A new deal with Dubset Media Holdings means songs and samples used in DJ Mixes will automatically generate revenue for the original copyright holders.
DJ mixes play a large part of the online indie music culture but have long been at the expense of the original owners of music. DJ based music marketplace Dubset Media Holdings are now involved in a new deal with the National Music Publishers’ Association (NMPA) that will help original creators get paid.
Using their analysis tech Dubset picks up recordings in mixes and remixes and, thanks to their agreements with over 14,000 labels and publishers, can pay the appropriate copyright holder(s). The new deal means NMPA members of songwriters and publishers can take part to have their work used in remixes whilst getting paid appropriately, something that couldn’t be done before thanks to technology restrictions.
Dubset’s MixBANK technology can pick up the specifics of tracks, so it can tell whether a vocal sample, a full beat, a groove, or anything else was used and for how long. Then it can work out the appropriate royalty splits between creators, including the mixer, so everyone can be fairly paid.

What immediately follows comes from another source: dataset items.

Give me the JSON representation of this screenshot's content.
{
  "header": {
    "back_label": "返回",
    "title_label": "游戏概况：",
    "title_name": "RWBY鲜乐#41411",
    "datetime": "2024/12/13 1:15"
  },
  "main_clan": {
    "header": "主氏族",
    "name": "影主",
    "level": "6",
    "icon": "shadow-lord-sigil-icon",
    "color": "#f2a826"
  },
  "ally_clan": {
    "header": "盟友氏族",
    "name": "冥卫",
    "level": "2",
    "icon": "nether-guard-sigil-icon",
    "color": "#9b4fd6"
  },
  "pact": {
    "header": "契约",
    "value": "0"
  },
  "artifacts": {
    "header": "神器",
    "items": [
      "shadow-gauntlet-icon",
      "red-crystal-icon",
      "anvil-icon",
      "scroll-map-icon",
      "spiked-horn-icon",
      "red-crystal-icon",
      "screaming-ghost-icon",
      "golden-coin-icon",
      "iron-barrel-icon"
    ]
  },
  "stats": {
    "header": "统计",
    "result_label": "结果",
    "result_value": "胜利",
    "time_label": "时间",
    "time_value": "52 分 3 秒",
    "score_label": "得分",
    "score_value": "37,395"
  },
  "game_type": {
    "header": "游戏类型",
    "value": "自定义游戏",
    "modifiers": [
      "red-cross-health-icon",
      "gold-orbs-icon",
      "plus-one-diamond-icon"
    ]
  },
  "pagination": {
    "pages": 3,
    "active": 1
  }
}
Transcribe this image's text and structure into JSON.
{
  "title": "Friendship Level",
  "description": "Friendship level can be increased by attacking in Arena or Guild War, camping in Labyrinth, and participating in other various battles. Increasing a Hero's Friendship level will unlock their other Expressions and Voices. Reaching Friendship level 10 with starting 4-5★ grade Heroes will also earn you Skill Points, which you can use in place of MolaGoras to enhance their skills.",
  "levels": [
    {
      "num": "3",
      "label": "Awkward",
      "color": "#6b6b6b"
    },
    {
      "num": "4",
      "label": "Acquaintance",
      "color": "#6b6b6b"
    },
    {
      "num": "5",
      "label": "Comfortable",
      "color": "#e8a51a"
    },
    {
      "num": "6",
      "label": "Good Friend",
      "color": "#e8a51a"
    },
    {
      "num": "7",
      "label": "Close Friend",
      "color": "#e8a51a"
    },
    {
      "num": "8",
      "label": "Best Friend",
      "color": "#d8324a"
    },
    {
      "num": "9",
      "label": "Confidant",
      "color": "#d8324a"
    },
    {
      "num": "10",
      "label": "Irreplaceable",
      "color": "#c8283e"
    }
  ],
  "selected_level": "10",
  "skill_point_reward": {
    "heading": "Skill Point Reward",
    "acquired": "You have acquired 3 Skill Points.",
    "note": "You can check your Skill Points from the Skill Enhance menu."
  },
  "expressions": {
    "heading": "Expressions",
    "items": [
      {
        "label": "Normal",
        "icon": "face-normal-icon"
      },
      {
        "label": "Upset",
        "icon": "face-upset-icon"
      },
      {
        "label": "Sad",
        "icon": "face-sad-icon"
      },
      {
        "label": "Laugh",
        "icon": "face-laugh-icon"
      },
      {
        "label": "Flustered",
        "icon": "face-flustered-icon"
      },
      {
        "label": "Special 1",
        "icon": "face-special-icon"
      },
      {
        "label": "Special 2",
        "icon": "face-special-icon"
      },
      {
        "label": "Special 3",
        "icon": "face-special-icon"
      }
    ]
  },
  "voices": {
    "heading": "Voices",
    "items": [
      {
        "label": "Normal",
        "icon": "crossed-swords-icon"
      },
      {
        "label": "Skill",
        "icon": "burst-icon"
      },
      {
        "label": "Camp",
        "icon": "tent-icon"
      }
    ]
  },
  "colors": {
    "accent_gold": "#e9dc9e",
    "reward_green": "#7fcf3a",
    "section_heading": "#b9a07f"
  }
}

Dubset’s chief operating officer, Bob Barbiere said: “The amount of new mix content distributed daily is estimated to be fifteen times as large as that of traditional music. Due to complexities associated with identification, and cross-clearance of copyright protected works used within mixes, music services were not able to offer it to consumers.”
This deal follows a similar one with Apple Music a few months ago that allowed Dubset to upload DJ mixes to the streaming service. These deals, in line with new song analysis technology, mean that DJs on the rise who can’t necessarily acquire proper licenses can still upload mixes online whilst original rights holders get paid for their work, so that everyone wins.